Heel 2006 stond in het teken van Michael Schumacher. Plakte hij er nog een jaartje aan vast, of ging hij met pensioen? Dat laatste was het geval en in Räikkönen dacht Ferrari de ideale opvolger te hebben.

Aanvankelijk stelde Räikkönen niet teleur, want hij won de Australische seizoensouverture. Daarna kwam de klad er een beetje in, maar door een sterke eindsprint en een falend McLaren won hij tegen alle verwachtingen in de titel. Het was echter niet de opmaat voor meer. In 2008 stal teamgenoot Massa de show, maar in tegenstelling tot Räikkönen verloor hij de titel op één WK-punt. Na Massa’s ongeluk in 2009 had Räikkönen nog een aantal sterke optredens, maar het was niet genoeg om zijn zitje te behouden. Hij kreeg een oprotpremie om plaats te maken voor Alonso.

Fernando Alonso (van Renault naar Ferrari; 2010)
Verwachting: ★ ★ ★ ★ ☆
Resultaat: ★ ★ ★ ☆ ☆

Na zijn breuk met McLaren ging Alonso in 2008 weer aan de slag bij Renault, dat na een zwak 2007 volkomen van slag was. Met een matige bolide wist hij nog wel twee races te winnen, waarbij de zege in Singapore geen zuivere koffie was. In 2009 was de auto nog trager en kwam hij helemaal niet meer in het stuk voor. Gelukkig kwam Ferrari hem toen uit zijn lijden verlossen.

Hoewel Alonso meteen de eerste race van 2010 won, zakte hij daarna wat weg. In de tweede seizoenshelft kwam hij echter sterk terug. Als koploper ging hij de laatste race in, maar faalde toen opzichtig, zodat Vettel tegen alle verwachtingen in nog kampioen werd. Ook in 2012 kwam Alonso nog akelig dicht bij de titel, maar daarna ging het van kwaad tot erger, dus verliet Alonso de Italiaanse renstal eind 2014 zonder titels.

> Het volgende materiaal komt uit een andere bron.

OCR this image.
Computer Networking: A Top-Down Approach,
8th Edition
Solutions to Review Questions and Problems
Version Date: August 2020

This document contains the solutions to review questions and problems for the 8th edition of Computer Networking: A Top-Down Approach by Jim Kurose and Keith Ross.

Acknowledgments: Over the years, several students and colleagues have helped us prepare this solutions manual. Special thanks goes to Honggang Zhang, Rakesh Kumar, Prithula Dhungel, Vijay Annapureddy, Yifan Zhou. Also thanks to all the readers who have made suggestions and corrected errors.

Lewis Hamilton (van McLaren naar Mercedes; 2013)
Verwachting: ★ ★ ☆ ☆ ☆
Resultaat: ★ ★ ★ ★ ★

Toen Hamilton eind 2012 voor Mercedes tekende, na McLaren de hele zomer aan het lijntje te hebben gehouden, dacht iedereen dat hij niet goed snik was geworden. McLaren was immers al vanaf het eind van de jaren 90 succesvol, terwijl Mercedes zelfs met Schumacher amper een deuk in een pakje boter sloeg.

In 2013 is alles anders, zo blijkt al na de eerste race. Mercedes en McLaren lijken in de rangorde van plaats te hebben gewisseld. Waar McLaren in 2013 geen enkele podiumplaats scoort, rijgt Mercedes de podiumklasseringen aaneen. Het wordt nog beter als begin 2014 blijkt dat Mercedes verreweg de beste turbomotor heeft gebouwd. Hamilton pakt zowel in 2014, 2015 als 2017 de wereldtitel. Daarmee overtrof zijn stoutmoedige overstap alle verwachtingen.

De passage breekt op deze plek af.